O Segundo Mundo: impérios e influências na nova ordem global | Parag Khanna
Até uns poucos anos atrás, o mundo era dividido, para algumas pessoas, em três categorias. Haveria o Primeiro Mundo, formado pelos países capitalistas desenvolvidos; o Segundo, constituído pelos países do bloco soviético, e o Terceiro, que agruparia toda a parte mais pobre e subdesenvolvida do planeta. Tal categorização era, com certeza, problemática, pois reunia países de forma arbitrária e nem sempre razoável.

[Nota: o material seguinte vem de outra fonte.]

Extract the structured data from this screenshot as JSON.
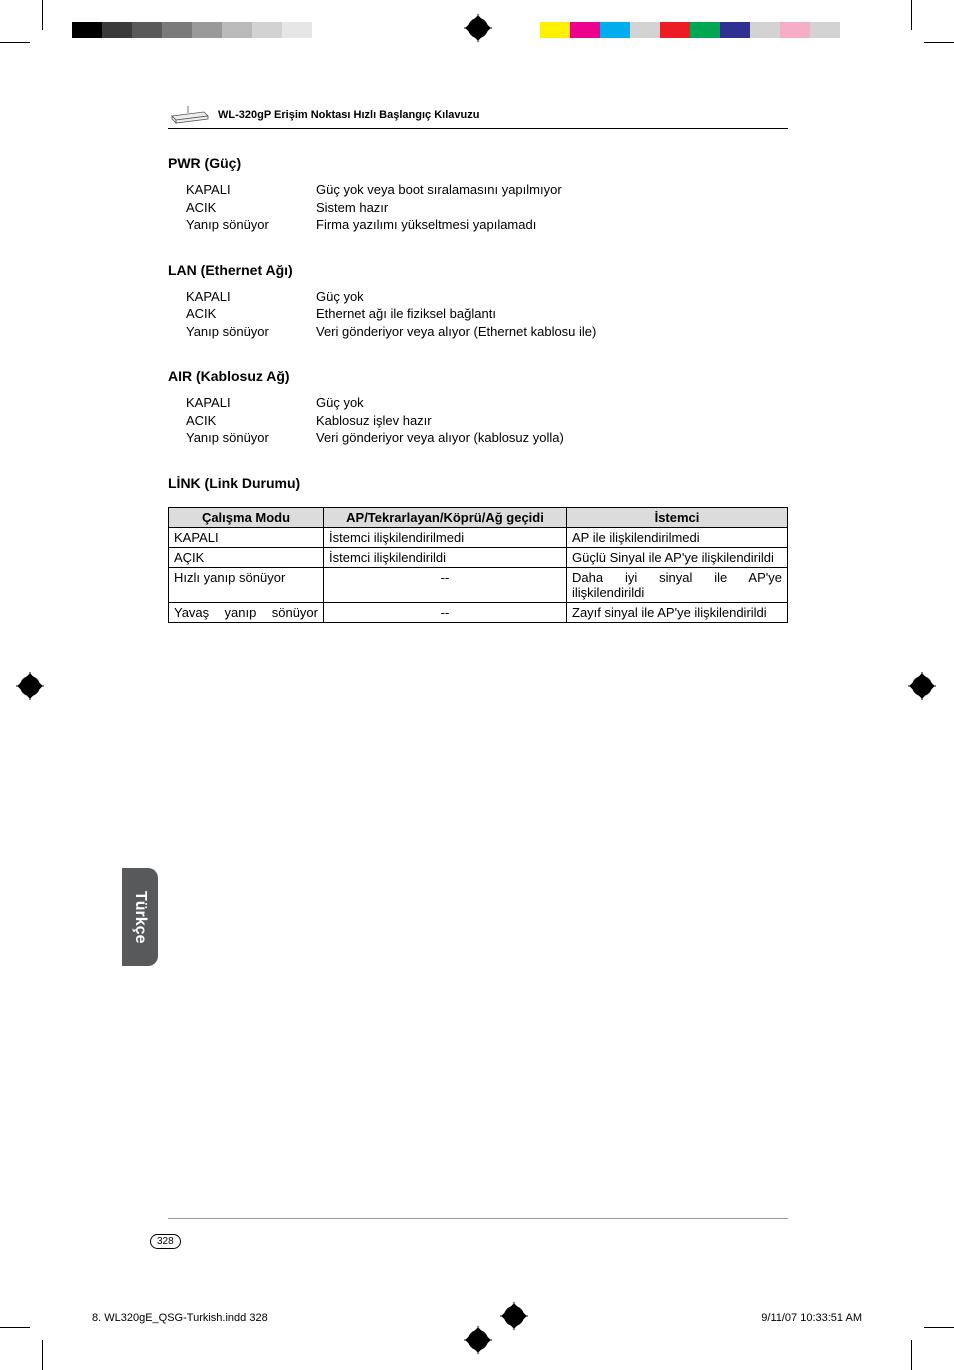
{
  "doc_title": "WL-320gP Erişim Noktası Hızlı Başlangıç Kılavuzu",
  "sections": {
    "pwr": {
      "title": "PWR (Güç)",
      "rows": [
        {
          "k": "KAPALI",
          "v": "Güç yok veya boot sıralamasını yapılmıyor"
        },
        {
          "k": "ACIK",
          "v": "Sistem hazır"
        },
        {
          "k": "Yanıp sönüyor",
          "v": "Firma yazılımı yükseltmesi yapılamadı"
        }
      ]
    },
    "lan": {
      "title": "LAN (Ethernet Ağı)",
      "rows": [
        {
          "k": "KAPALI",
          "v": "Güç yok"
        },
        {
          "k": "ACIK",
          "v": "Ethernet ağı ile fiziksel bağlantı"
        },
        {
          "k": "Yanıp sönüyor",
          "v": "Veri gönderiyor veya alıyor (Ethernet kablosu ile)"
        }
      ]
    },
    "air": {
      "title": "AIR (Kablosuz Ağ)",
      "rows": [
        {
          "k": "KAPALI",
          "v": "Güç yok"
        },
        {
          "k": "ACIK",
          "v": "Kablosuz işlev hazır"
        },
        {
          "k": "Yanıp sönüyor",
          "v": "Veri gönderiyor veya alıyor (kablosuz yolla)"
        }
      ]
    },
    "link": {
      "title": "LİNK (Link Durumu)",
      "headers": [
        "Çalışma Modu",
        "AP/Tekrarlayan/Köprü/Ağ geçidi",
        "İstemci"
      ],
      "rows": [
        {
          "c0": "KAPALI",
          "c1": "İstemci ilişkilendirilmedi",
          "c2": "AP ile ilişkilendirilmedi"
        },
        {
          "c0": "AÇIK",
          "c1": "İstemci ilişkilendirildi",
          "c2": "Güçlü Sinyal ile AP'ye ilişkilendirildi"
        },
        {
          "c0": "Hızlı yanıp sönüyor",
          "c1": "--",
          "c2": "Daha iyi sinyal ile AP'ye ilişkilendirildi"
        },
        {
          "c0": "Yavaş yanıp sönüyor",
          "c1": "--",
          "c2": "Zayıf sinyal ile AP'ye ilişkilendirildi"
        }
      ]
    }
  },
  "side_tab": "Türkçe",
  "page_number": "328",
  "imprint_file": "8. WL320gE_QSG-Turkish.indd   328",
  "imprint_time": "9/11/07   10:33:51 AM",
  "colorbars": {
    "left": [
      "#000000",
      "#3a3a3a",
      "#5a5a5a",
      "#7a7a7a",
      "#9a9a9a",
      "#bababa",
      "#d2d2d2",
      "#e6e6e6",
      "#ffffff",
      "#ffffff"
    ],
    "right": [
      "#fff200",
      "#ec008c",
      "#00aeef",
      "#d3d3d3",
      "#ed1c24",
      "#00a651",
      "#2e3192",
      "#d3d3d3",
      "#f7adc8",
      "#d3d3d3"
    ]
  },
  "colors": {
    "table_header_bg": "#dcdcdc",
    "side_tab_bg": "#58595b",
    "text": "#000000"
  }
}
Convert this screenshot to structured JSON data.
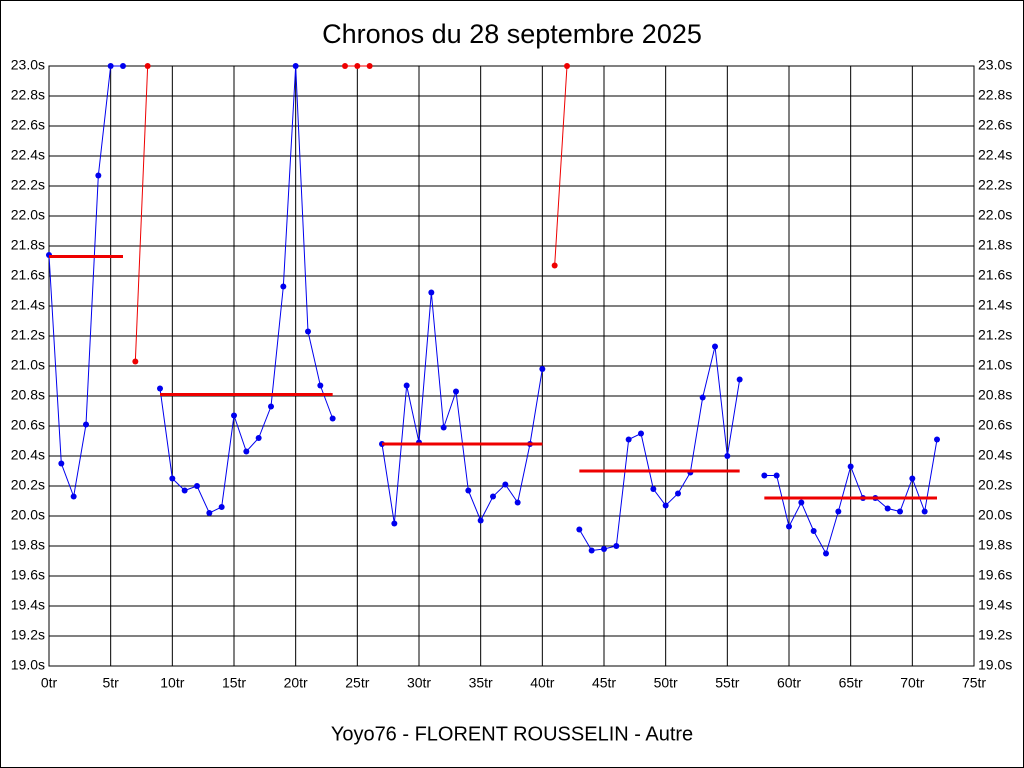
{
  "chart_data": {
    "type": "line",
    "title": "Chronos du 28 septembre 2025",
    "footer": "Yoyo76 - FLORENT ROUSSELIN - Autre",
    "x": [
      0,
      1,
      2,
      3,
      4,
      5,
      6,
      7,
      8,
      9,
      10,
      11,
      12,
      13,
      14,
      15,
      16,
      17,
      18,
      19,
      20,
      21,
      22,
      23,
      24,
      25,
      26,
      27,
      28,
      29,
      30,
      31,
      32,
      33,
      34,
      35,
      36,
      37,
      38,
      39,
      40,
      41,
      42,
      43,
      44,
      45,
      46,
      47,
      48,
      49,
      50,
      51,
      52,
      53,
      54,
      55,
      56,
      57,
      58,
      59,
      60,
      61,
      62,
      63,
      64,
      65,
      66,
      67,
      68,
      69,
      70,
      71,
      72
    ],
    "series": [
      {
        "color": "#0000ee",
        "values": [
          21.74,
          20.35,
          20.13,
          20.61,
          22.27,
          23.0,
          23.0,
          null,
          null,
          20.85,
          20.25,
          20.17,
          20.2,
          20.02,
          20.06,
          20.67,
          20.43,
          20.52,
          20.73,
          21.53,
          23.0,
          21.23,
          20.87,
          20.65,
          null,
          null,
          null,
          20.48,
          19.95,
          20.87,
          20.49,
          21.49,
          20.59,
          20.83,
          20.17,
          19.97,
          20.13,
          20.21,
          20.09,
          20.48,
          20.98,
          null,
          null,
          19.91,
          19.77,
          19.78,
          19.8,
          20.51,
          20.55,
          20.18,
          20.07,
          20.15,
          20.29,
          20.79,
          21.13,
          20.4,
          20.91,
          null,
          20.27,
          20.27,
          19.93,
          20.09,
          19.9,
          19.75,
          20.03,
          20.33,
          20.12,
          20.12,
          20.05,
          20.03,
          20.25,
          20.03,
          20.51
        ]
      },
      {
        "color": "#ee0000",
        "values": [
          null,
          null,
          null,
          null,
          null,
          null,
          null,
          21.03,
          23.0,
          null,
          null,
          null,
          null,
          null,
          null,
          null,
          null,
          null,
          null,
          null,
          null,
          null,
          null,
          null,
          23.0,
          23.0,
          23.0,
          null,
          null,
          null,
          null,
          null,
          null,
          null,
          null,
          null,
          null,
          null,
          null,
          null,
          null,
          21.67,
          23.0,
          null,
          null,
          null,
          null,
          null,
          null,
          null,
          null,
          null,
          null,
          null,
          null,
          null,
          null,
          null,
          null,
          null,
          null,
          null,
          null,
          null,
          null,
          null,
          null,
          null,
          null,
          null,
          null,
          null,
          null
        ]
      }
    ],
    "averages": {
      "color": "#ee0000",
      "segments": [
        {
          "start": 0,
          "end": 6,
          "value": 21.73
        },
        {
          "start": 9,
          "end": 23,
          "value": 20.81
        },
        {
          "start": 27,
          "end": 40,
          "value": 20.48
        },
        {
          "start": 43,
          "end": 56,
          "value": 20.3
        },
        {
          "start": 58,
          "end": 72,
          "value": 20.12
        }
      ]
    },
    "xlim": [
      0,
      75
    ],
    "xticks": [
      {
        "value": 0,
        "label": "0tr"
      },
      {
        "value": 5,
        "label": "5tr"
      },
      {
        "value": 10,
        "label": "10tr"
      },
      {
        "value": 15,
        "label": "15tr"
      },
      {
        "value": 20,
        "label": "20tr"
      },
      {
        "value": 25,
        "label": "25tr"
      },
      {
        "value": 30,
        "label": "30tr"
      },
      {
        "value": 35,
        "label": "35tr"
      },
      {
        "value": 40,
        "label": "40tr"
      },
      {
        "value": 45,
        "label": "45tr"
      },
      {
        "value": 50,
        "label": "50tr"
      },
      {
        "value": 55,
        "label": "55tr"
      },
      {
        "value": 60,
        "label": "60tr"
      },
      {
        "value": 65,
        "label": "65tr"
      },
      {
        "value": 70,
        "label": "70tr"
      },
      {
        "value": 75,
        "label": "75tr"
      }
    ],
    "ylim": [
      19.0,
      23.0
    ],
    "yticks": [
      {
        "value": 19.0,
        "label": "19.0s"
      },
      {
        "value": 19.2,
        "label": "19.2s"
      },
      {
        "value": 19.4,
        "label": "19.4s"
      },
      {
        "value": 19.6,
        "label": "19.6s"
      },
      {
        "value": 19.8,
        "label": "19.8s"
      },
      {
        "value": 20.0,
        "label": "20.0s"
      },
      {
        "value": 20.2,
        "label": "20.2s"
      },
      {
        "value": 20.4,
        "label": "20.4s"
      },
      {
        "value": 20.6,
        "label": "20.6s"
      },
      {
        "value": 20.8,
        "label": "20.8s"
      },
      {
        "value": 21.0,
        "label": "21.0s"
      },
      {
        "value": 21.2,
        "label": "21.2s"
      },
      {
        "value": 21.4,
        "label": "21.4s"
      },
      {
        "value": 21.6,
        "label": "21.6s"
      },
      {
        "value": 21.8,
        "label": "21.8s"
      },
      {
        "value": 22.0,
        "label": "22.0s"
      },
      {
        "value": 22.2,
        "label": "22.2s"
      },
      {
        "value": 22.4,
        "label": "22.4s"
      },
      {
        "value": 22.6,
        "label": "22.6s"
      },
      {
        "value": 22.8,
        "label": "22.8s"
      },
      {
        "value": 23.0,
        "label": "23.0s"
      }
    ],
    "grid": true
  }
}
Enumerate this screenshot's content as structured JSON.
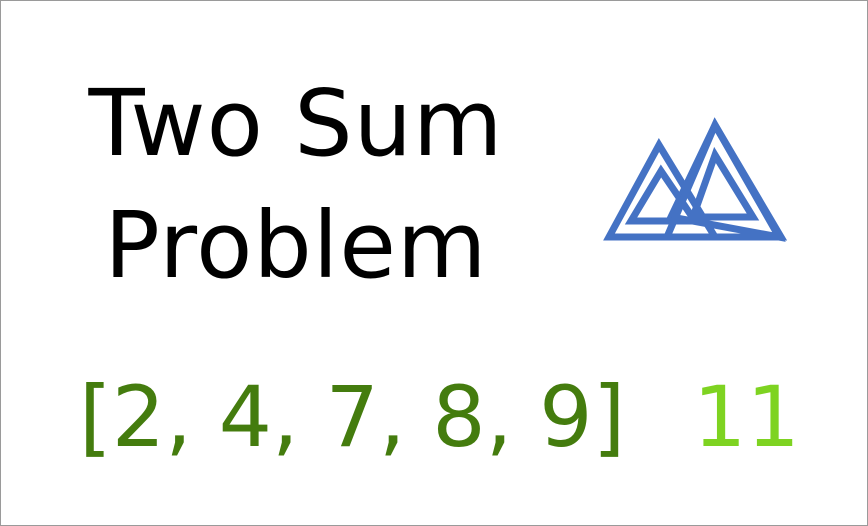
{
  "title": {
    "line1": "Two Sum",
    "line2": "Problem"
  },
  "logo": {
    "icon": "twin-peaks-triangle-icon",
    "color": "#4472c4"
  },
  "example": {
    "array": "[2, 4, 7, 8, 9]",
    "target": "11",
    "array_color": "#447c0e",
    "target_color": "#7ed321"
  }
}
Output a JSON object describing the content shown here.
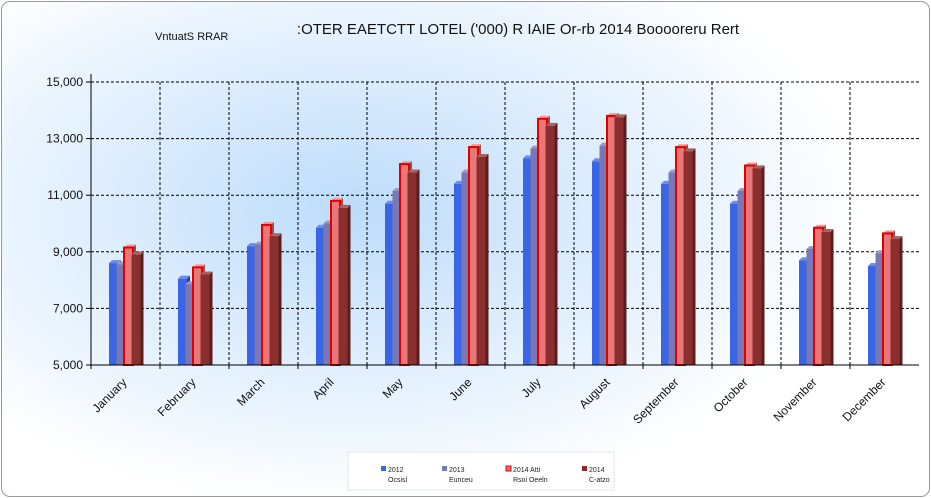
{
  "chart_data": {
    "type": "bar",
    "title": ":OTER EAETCTT LOTEL ('000) R IAIE Or-rb 2014 Booooreru Rert",
    "subtitle": "VntuatS  RRAR",
    "categories": [
      "January",
      "February",
      "March",
      "April",
      "May",
      "June",
      "July",
      "August",
      "September",
      "October",
      "November",
      "December"
    ],
    "ylim": [
      5000,
      15000
    ],
    "yticks": [
      "5,000",
      "7,000",
      "9,000",
      "11,000",
      "13,000",
      "15,000"
    ],
    "ytick_values": [
      5000,
      7000,
      9000,
      11000,
      13000,
      15000
    ],
    "grid": true,
    "legend_position": "bottom",
    "series": [
      {
        "name": "2012",
        "name2": "Ocsisl",
        "color": "#3a66e6",
        "values": [
          8600,
          8050,
          9200,
          9850,
          10700,
          11400,
          12300,
          12200,
          11400,
          10700,
          8700,
          8500
        ]
      },
      {
        "name": "2013",
        "name2": "Eunceu",
        "color": "#7878b4",
        "values": [
          8550,
          7850,
          9250,
          10000,
          11150,
          11800,
          12650,
          12750,
          11800,
          11150,
          9100,
          8950
        ]
      },
      {
        "name": "2014 Atti",
        "name2": "Rsoi Oeeln",
        "color": "#e87878",
        "values": [
          9150,
          8450,
          9950,
          10800,
          12100,
          12700,
          13700,
          13800,
          12700,
          12050,
          9850,
          9650
        ]
      },
      {
        "name": "2014",
        "name2": "C-atzo",
        "color": "#8b2e2e",
        "values": [
          8900,
          8200,
          9550,
          10550,
          11800,
          12350,
          13450,
          13750,
          12550,
          11950,
          9700,
          9450
        ]
      }
    ]
  }
}
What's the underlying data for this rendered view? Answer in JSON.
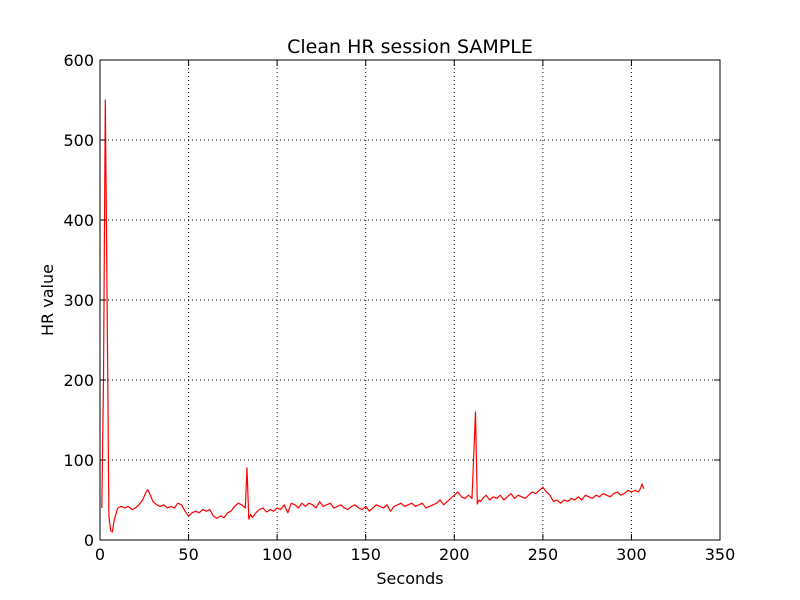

O principal problema, com certeza, era a caracterização de Terceiro Mundo, que agrupava, num único bloco, países em vias de desenvolvimento com outros mergulhados em pobreza extrema. Surgiram daí idéias de criar uma categoria de “Quarto Mundo” para reunir estes últimos, mas tal proposta não foi em frente. De qualquer modo, com o fim do bloco soviético, esta maneira de ver o mundo ruiu e outras maneiras de dividir os povos e os países segundo seu desenvolvimento econômico e social surgiram.
Parag Khanna, nascido na Índia, mas criado e estabelecido nos Estados Unidos, tem uma nova proposta, bastante inovadora. Ele resgata a velha divisão entre três mundos, mas modifica os seus termos. Assim, o Primeiro Mundo continua a ser a parte rica do planeta, mas o Terceiro seria formado apenas pelos seus países mais pobres e sem perspectivas. A grande inovação é, contudo, a reformatação da categoria de Segundo Mundo, o qual seria formado, agora, pelos países ainda não tão ricos para entrarem no primeiro time e nem tão pobres para fazerem parte do segundo. Estes países, além disso, teriam como característica a mistura de elementos do Primeiro e do Segundo mundos em suas sociedades, podendo, no futuro, ascender para um ou cair para outro.
Sua divisão geográfica do mundo, dessa forma, é interessante. O Primeiro Mundo seria a Europa Ocidental, a América do Norte, a Austrália e Nova Zelândia, o Japão e os tigres asiáticos. O Terceiro seria a parte andina da América do sul, o Caribe e a América Central e, acima de tudo, a Ásia do sul (Índia e seus vizinhos) e a África negra. Já o Segundo mundo seria constituído do grosso da América do sul, o México, o mundo árabe (incluindo a África do Norte) e o espaço ex-soviético.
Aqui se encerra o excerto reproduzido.